Il saggio ha molti meriti, fra questi il mettere a fuoco l’annoso problema del lavoro femminile ma sopratutto il suo sfruttamento, la donna lavora ogni giorno 80 minuti in più dell’uomo.
Leggendo il libro ci si accorge che il discrimine tra l’uomo e la donna è il tempo a disposizione da poter dedicare all’attività lavorativa esterna alla casa, la donna italiana infatti assume, (per ragioni culturali) maggiori responsabilità domestiche il che la porta ad essere “fuori mercato”.
Il saggio dei due professori pone l’accento sulla sulla qualità di come si impiega il tempo essendo questo il parametro della produttività.

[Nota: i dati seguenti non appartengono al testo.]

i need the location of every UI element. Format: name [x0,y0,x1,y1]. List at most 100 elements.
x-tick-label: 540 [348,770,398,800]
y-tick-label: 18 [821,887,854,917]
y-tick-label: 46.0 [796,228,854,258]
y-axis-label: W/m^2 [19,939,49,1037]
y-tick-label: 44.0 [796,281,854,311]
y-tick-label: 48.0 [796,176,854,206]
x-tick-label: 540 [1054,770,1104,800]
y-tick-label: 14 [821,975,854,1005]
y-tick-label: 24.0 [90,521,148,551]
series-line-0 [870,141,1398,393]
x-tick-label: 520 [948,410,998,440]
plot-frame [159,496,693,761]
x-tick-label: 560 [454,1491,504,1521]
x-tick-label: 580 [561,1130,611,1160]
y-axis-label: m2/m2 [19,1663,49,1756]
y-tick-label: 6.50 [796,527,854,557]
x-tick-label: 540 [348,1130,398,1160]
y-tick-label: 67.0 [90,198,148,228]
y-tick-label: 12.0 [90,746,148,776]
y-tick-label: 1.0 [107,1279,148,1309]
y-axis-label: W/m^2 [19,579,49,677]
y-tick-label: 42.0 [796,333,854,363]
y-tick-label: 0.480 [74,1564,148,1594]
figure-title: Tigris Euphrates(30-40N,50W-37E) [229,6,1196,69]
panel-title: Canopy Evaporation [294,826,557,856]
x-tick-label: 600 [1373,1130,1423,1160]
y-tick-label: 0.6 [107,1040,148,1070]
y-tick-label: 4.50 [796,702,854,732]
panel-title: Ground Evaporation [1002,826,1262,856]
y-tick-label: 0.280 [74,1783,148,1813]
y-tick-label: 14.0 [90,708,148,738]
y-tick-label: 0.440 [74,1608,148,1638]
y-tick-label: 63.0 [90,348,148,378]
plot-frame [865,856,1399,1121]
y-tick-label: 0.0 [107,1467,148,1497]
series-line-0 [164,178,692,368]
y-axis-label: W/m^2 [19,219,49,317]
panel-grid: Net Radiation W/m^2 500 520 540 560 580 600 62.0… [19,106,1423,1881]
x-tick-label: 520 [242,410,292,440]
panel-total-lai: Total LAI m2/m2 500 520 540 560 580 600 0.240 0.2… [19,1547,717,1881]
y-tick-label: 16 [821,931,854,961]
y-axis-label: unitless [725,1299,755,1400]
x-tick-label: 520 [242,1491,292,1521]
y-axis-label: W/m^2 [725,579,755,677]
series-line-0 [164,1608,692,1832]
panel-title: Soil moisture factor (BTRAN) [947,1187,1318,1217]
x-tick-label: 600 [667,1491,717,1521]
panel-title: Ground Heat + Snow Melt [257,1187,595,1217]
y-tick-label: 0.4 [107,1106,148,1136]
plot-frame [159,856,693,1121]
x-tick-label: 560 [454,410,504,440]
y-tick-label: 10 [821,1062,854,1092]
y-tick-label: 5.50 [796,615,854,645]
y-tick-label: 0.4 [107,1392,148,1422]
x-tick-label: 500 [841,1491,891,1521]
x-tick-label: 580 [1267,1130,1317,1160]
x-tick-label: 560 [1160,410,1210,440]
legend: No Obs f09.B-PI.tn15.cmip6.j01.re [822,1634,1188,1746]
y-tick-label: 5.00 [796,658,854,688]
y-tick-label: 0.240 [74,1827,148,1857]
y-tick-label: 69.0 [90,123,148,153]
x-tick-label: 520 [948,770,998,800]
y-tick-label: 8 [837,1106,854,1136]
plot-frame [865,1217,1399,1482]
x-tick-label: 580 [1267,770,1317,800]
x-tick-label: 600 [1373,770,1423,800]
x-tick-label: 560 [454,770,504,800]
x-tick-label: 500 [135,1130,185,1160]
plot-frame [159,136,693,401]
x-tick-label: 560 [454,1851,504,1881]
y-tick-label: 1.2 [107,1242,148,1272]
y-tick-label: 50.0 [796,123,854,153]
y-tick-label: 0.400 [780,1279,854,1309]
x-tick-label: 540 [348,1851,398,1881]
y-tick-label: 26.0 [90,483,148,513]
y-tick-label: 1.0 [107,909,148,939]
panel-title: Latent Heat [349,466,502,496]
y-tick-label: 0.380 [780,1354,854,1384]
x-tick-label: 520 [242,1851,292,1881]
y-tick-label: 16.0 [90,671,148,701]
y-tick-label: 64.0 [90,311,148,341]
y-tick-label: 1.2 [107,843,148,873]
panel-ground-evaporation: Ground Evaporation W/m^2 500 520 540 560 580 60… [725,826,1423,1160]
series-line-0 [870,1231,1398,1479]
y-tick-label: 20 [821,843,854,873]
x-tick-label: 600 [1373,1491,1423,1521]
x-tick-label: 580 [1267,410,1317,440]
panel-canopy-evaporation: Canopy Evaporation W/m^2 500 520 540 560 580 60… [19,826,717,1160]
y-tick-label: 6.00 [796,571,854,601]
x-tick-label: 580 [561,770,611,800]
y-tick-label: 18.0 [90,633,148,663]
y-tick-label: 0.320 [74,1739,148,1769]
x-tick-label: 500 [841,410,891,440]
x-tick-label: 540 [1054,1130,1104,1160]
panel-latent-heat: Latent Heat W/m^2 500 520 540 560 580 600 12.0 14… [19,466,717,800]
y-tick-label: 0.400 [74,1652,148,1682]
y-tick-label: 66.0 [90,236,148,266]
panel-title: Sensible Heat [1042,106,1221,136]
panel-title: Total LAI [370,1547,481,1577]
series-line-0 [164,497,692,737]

Il modello economico capitalista si incentra sulla quantità per tutti e sulla qualità per pochi, lo stesso principio vale nelle attività lavorative dove però il minimo comune denominatore è l’elevata quantità di ore da dedicare al lavoro.
Il nuovo paradigma economico potrebbe essere cercare un modello che consenta di raggiungere obiettivi di qualità della vita (lavorare meno) e dei prodotti per tutti? Perché non dovrebbe essere possibile?